The book was no better than before; it was still dreadful and horrific and he wanted to burn it. But he couldn't. His pride had been challenged, and he had a lead. The Goblin King himself had tried to deter him; it wouldn't work, now, that Toby knew. He was close—he was close to finding her, his long lost sister.
It was with that thought that the Goblin King finally showed his face. Arms crossed, he stared down at Toby in what might assume to be amusement.
"Goblin King," Toby said.
"You take far too much after your sister." And there was a look in his eyes then, an ephemeral softness, and then the arrogance returned. "You summon me from my world, selfishly demand I grant you a wish, and then ask me to take it back five seconds later. Don't trifle with me. I'm not in the mood."
"So then you admit it; you do have my sister."
The Goblin King said nothing merely stood, the shadows in the room growing longer, as Toby continued to speak.
"For over twenty years you have kept my sister from the world she was born in, the world she belongs to. I want her back." For twenty years he had had to endure his parent's disapproving gazes, thinking his sister to be an actress or a bimbo who ran off. The police had never looked too hard for poor Sarah; she had simply vanished like smoke, and no one had thought anything of it.
"Yes, I thought so." The words were no more than a whisper, a sigh, and then he spoke directly to Toby. "What makes you think she belongs to this world, and not to mine? What makes you think she belongs to you?"
"She is my sister. I have more claim to her than you do."
"Why do you want her? What makes you feel the need to play hero now, twenty years after the fact? She was a selfish, spoiled child who wished you away for convenience. She abandoned you to the cruelties of your own world. Why would you want someone like that back into your life?"
"Why would you want her, Goblin King?"
He only smiled in response, and Toby shuddered.
"I challenge your Labyrinth for the sister you stole from me." It was pride which ruled his next words. "And I'll win because I know how this thing works. The Labyrinth is made of the challenger's dreams. My dreams, to be precise, my subconscious map of the world. Something you have no power over. I know my dreams as well as I know my place in this world—and you can't lose me in my own Labyrinth.

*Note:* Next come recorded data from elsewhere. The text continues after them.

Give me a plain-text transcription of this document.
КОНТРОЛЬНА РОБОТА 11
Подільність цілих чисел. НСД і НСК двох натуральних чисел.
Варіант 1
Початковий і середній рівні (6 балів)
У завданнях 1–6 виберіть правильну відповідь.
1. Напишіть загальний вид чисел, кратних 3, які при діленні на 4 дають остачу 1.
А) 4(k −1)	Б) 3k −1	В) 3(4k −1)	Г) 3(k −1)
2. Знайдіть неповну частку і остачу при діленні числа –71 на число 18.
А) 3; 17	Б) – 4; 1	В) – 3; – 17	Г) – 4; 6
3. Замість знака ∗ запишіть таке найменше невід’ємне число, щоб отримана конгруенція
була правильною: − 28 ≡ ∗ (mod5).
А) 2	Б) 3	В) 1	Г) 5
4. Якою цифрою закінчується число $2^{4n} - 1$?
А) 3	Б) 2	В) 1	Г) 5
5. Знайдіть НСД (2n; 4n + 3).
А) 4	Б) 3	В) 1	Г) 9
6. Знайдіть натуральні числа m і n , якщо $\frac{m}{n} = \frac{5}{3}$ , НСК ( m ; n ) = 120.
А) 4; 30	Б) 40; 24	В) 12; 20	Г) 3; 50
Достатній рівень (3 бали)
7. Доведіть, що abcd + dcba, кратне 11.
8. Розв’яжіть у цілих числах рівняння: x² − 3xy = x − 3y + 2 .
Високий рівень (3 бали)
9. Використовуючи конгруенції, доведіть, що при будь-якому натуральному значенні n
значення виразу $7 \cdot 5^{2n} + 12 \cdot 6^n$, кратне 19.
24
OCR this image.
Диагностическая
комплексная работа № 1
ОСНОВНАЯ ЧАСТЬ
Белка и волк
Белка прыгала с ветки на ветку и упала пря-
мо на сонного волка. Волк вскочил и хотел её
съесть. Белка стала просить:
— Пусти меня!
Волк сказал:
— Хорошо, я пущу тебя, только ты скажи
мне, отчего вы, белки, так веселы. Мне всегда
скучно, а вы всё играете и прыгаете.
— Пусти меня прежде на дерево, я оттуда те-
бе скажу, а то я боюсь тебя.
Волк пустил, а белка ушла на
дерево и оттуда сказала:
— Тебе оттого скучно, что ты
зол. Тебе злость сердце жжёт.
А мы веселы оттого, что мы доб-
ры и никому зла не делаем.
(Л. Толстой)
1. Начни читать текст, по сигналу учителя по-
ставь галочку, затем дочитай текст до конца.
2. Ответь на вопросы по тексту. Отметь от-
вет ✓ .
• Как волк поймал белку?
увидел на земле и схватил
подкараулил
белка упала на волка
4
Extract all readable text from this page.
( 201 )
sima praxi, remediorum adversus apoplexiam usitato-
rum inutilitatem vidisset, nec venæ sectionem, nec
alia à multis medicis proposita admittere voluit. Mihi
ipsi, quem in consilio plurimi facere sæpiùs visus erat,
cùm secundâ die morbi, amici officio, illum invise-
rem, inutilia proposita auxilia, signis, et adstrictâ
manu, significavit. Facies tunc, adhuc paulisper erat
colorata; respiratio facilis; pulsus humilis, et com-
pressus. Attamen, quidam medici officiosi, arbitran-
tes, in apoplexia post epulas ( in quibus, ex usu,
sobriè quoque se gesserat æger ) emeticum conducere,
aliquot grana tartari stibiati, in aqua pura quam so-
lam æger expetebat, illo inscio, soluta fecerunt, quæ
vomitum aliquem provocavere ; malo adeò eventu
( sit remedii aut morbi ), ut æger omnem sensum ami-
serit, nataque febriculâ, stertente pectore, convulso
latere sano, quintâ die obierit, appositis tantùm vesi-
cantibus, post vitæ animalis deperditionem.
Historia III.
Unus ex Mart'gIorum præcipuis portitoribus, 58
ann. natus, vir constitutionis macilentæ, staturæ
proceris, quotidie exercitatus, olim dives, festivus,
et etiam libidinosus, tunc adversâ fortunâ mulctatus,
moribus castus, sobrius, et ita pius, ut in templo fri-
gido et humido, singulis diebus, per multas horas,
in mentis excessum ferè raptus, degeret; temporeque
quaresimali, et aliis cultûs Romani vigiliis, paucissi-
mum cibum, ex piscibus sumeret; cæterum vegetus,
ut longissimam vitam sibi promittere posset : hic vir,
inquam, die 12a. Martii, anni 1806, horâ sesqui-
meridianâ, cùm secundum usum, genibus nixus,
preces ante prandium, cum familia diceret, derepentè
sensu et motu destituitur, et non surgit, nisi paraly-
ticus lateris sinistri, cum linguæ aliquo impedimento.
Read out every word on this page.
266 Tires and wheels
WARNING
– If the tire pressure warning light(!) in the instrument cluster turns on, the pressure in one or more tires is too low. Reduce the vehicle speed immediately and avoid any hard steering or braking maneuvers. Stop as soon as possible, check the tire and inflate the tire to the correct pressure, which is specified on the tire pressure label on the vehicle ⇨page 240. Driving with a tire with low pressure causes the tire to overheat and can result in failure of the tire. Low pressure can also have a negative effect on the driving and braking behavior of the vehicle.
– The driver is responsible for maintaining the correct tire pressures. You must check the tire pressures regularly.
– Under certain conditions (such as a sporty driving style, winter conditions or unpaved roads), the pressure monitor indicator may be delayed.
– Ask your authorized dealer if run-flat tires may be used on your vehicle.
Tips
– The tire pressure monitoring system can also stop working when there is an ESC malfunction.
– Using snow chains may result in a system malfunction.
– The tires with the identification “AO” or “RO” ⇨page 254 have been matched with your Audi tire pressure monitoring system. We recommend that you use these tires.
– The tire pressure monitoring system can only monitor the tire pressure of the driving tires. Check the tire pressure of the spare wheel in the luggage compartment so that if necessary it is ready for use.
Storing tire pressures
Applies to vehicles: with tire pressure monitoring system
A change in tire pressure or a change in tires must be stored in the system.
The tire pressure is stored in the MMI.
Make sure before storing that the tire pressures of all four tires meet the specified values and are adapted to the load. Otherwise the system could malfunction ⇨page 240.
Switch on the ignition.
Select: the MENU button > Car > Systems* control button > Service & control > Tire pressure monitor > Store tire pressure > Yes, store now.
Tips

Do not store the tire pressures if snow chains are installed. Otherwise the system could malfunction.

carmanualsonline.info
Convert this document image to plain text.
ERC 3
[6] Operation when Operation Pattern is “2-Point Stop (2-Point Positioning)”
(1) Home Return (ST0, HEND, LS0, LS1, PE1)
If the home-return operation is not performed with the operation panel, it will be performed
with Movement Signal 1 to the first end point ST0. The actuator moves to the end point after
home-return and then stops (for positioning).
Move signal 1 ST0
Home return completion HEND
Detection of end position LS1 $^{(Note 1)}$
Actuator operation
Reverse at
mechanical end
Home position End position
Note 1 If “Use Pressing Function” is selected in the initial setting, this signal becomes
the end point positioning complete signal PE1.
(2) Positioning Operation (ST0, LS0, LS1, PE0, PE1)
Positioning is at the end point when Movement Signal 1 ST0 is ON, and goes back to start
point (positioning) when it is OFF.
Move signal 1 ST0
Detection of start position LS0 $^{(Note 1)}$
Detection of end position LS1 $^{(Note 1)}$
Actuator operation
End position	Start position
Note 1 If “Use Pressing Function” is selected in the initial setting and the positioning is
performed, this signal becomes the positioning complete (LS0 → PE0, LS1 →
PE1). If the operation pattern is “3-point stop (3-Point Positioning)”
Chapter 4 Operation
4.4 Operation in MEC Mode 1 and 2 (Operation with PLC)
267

That is why I'm going to win, and you have no choice but to sit back and watch."
Revenge for being the helpless child stuck at home, staring at pictures of a girl who no longer existed; revenge for all those years of wondering, of searching, of being a useless gifted child. And it was then that he noticed the glint of amusement in the Goblin King's eyes, and cursed himself.
"But then, that's no fun, is it? If you know all my tricks, all the cards I have hidden up my sleeves? And what good is life if it isn't fun?"
Toby's world disappeared in a breath, as if the king had blown out the final candle. The room smelled of smoke.